Having confirmed the price & terms of trade to your overseas customer & costs of shipment including insurance, you need to decide which of the below methods of payment you require from your overseas customer:
Telegraphic Transfer or Telex Transfer, often abbreviated to TT, is an electronic means of transferring funds overseas. Funds are transferred into your bank account and you can then ship your goods. Whilst telegraphic transfer is the most common payment method used and the most secure method for the exporter, it is the least secure method of payment for the importer as they have no guarantee you will in fact send the goods.
Credit Card Payment
Credit card payments can be accepted if the exporter has a merchant agreement with an international credit card company. Many purchases relating to internet shopping, mail orders or other forms of distance selling depend on customers providing a valid credit card number. They must also sign or otherwise confirm their wish to purchase. In most cases, this will be with a company operating out of New Zealand and the transaction will be settled in New Zealand dollars. Purchasing at a distance by providing credit card details by fax/phone/email involves risk for both parties. The technology is improving, but online credit card security remains an issue, despite fast growth in electronic trading. Your bank will be able to advise you on accepting credit card payments.
Letters of Credit
Letters of credit are a method of payment frequently used in international trade and has advantages and disadvantages. A letter of credit is a promise made by an importer to an exporter to the effect that the exporter will be paid upon the production of certain documents. This promise is normally transmitted through (and backed up by) a bank. Your bank & forwarder will be able to advise you regarding accepting a Letter of Credit for payment.
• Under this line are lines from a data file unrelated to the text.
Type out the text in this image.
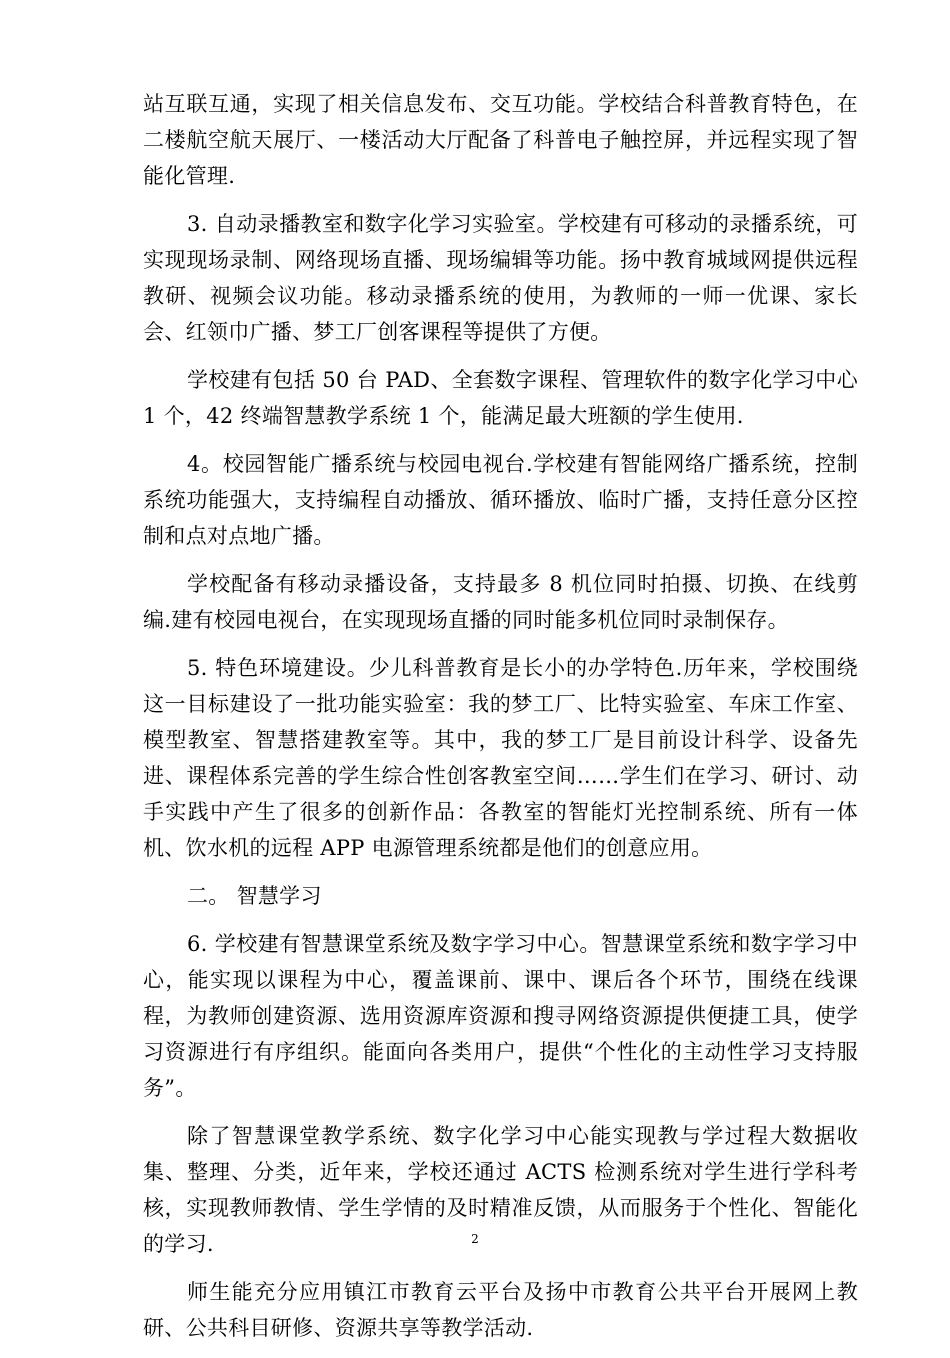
站互联互通，实现了相关信息发布、交互功能。学校结合科普教育特色，在二楼航空航天展厅、一楼活动大厅配备了科普电子触控屏，并远程实现了智能化管理.

3. 自动录播教室和数字化学习实验室。学校建有可移动的录播系统，可实现现场录制、网络现场直播、现场编辑等功能。扬中教育城域网提供远程教研、视频会议功能。移动录播系统的使用，为教师的一师一优课、家长会、红领巾广播、梦工厂创客课程等提供了方便。

学校建有包括 50 台 PAD、全套数字课程、管理软件的数字化学习中心 1 个，42 终端智慧教学系统 1 个，能满足最大班额的学生使用.

4。校园智能广播系统与校园电视台.学校建有智能网络广播系统，控制系统功能强大，支持编程自动播放、循环播放、临时广播，支持任意分区控制和点对点地广播。

学校配备有移动录播设备，支持最多 8 机位同时拍摄、切换、在线剪编.建有校园电视台，在实现现场直播的同时能多机位同时录制保存。

5. 特色环境建设。少儿科普教育是长小的办学特色.历年来，学校围绕这一目标建设了一批功能实验室：我的梦工厂、比特实验室、车床工作室、模型教室、智慧搭建教室等。其中，我的梦工厂是目前设计科学、设备先进、课程体系完善的学生综合性创客教室空间……学生们在学习、研讨、动手实践中产生了很多的创新作品：各教室的智能灯光控制系统、所有一体机、饮水机的远程 APP 电源管理系统都是他们的创意应用。

二。 智慧学习

6. 学校建有智慧课堂系统及数字学习中心。智慧课堂系统和数字学习中心，能实现以课程为中心，覆盖课前、课中、课后各个环节，围绕在线课程，为教师创建资源、选用资源库资源和搜寻网络资源提供便捷工具，使学习资源进行有序组织。能面向各类用户，提供“个性化的主动性学习支持服务”。

除了智慧课堂教学系统、数字化学习中心能实现教与学过程大数据收集、整理、分类，近年来，学校还通过 ACTS 检测系统对学生进行学科考核，实现教师教情、学生学情的及时精准反馈，从而服务于个性化、智能化的学习.

师生能充分应用镇江市教育云平台及扬中市教育公共平台开展网上教研、公共科目研修、资源共享等教学活动.

2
L/Cs provide the highest level of security, but are more expensive than other methods of payment and can cause delays.
Sight and Term Drafts
A simpler method of undertaking international transactions is a “bank draft against documents”. This simply means the importer must instruct his bank to transfer funds to the exporter before the bank will let him have the documents. This provides some measure of security to the exporter, but not as much as an L/C. The importer has the option of simply refusing to accept the draft, in which case he cannot take possession of the goods, but neither does the exporter receive payment. In cases where the importer’s business collapses, the exporter can be left exposed.
Drafts can also be drawn at sight, i.e. payment is made on the spot, or subject to terms. If a term is specified, the banks will recover interest in accordance with the terms of the draft.
This is the method used by most companies who have transactions with associated companies or where there are no issues of security, for example, long-standing trading relationships developed on the basis of mutual trust. This method, incidentally, is used for most domestic transactions in New Zealand.
Most companies will extend credit terms to their clients, subject to them meeting certain criteria. While this is the most efficient and less costly option, it also has the biggest level of risk. Many traders are prepared to accept those risks domestically but are reluctant to do so internationally, where debt recovery can be more complicated.
Some exporters will simply demand payment in advance before they will ship the goods. This way, the importer assumes all the risks.
The selection of the method of payment is in essence a function of risk assessment. There are substantial penalties for seeking too much security (in the form of delays and charges & loss of the sale) and equally substantial penalties for running an unacceptable level of risk.
Our advice is to look at these matters from a risk assessment perspective and then decide on the best method.
- Telegraphic transfers, credit cards, drafts and open accounts are simpler and less expensive than L/Cs, but less secure.
- The selection of the method of payment is a risk assessment decision.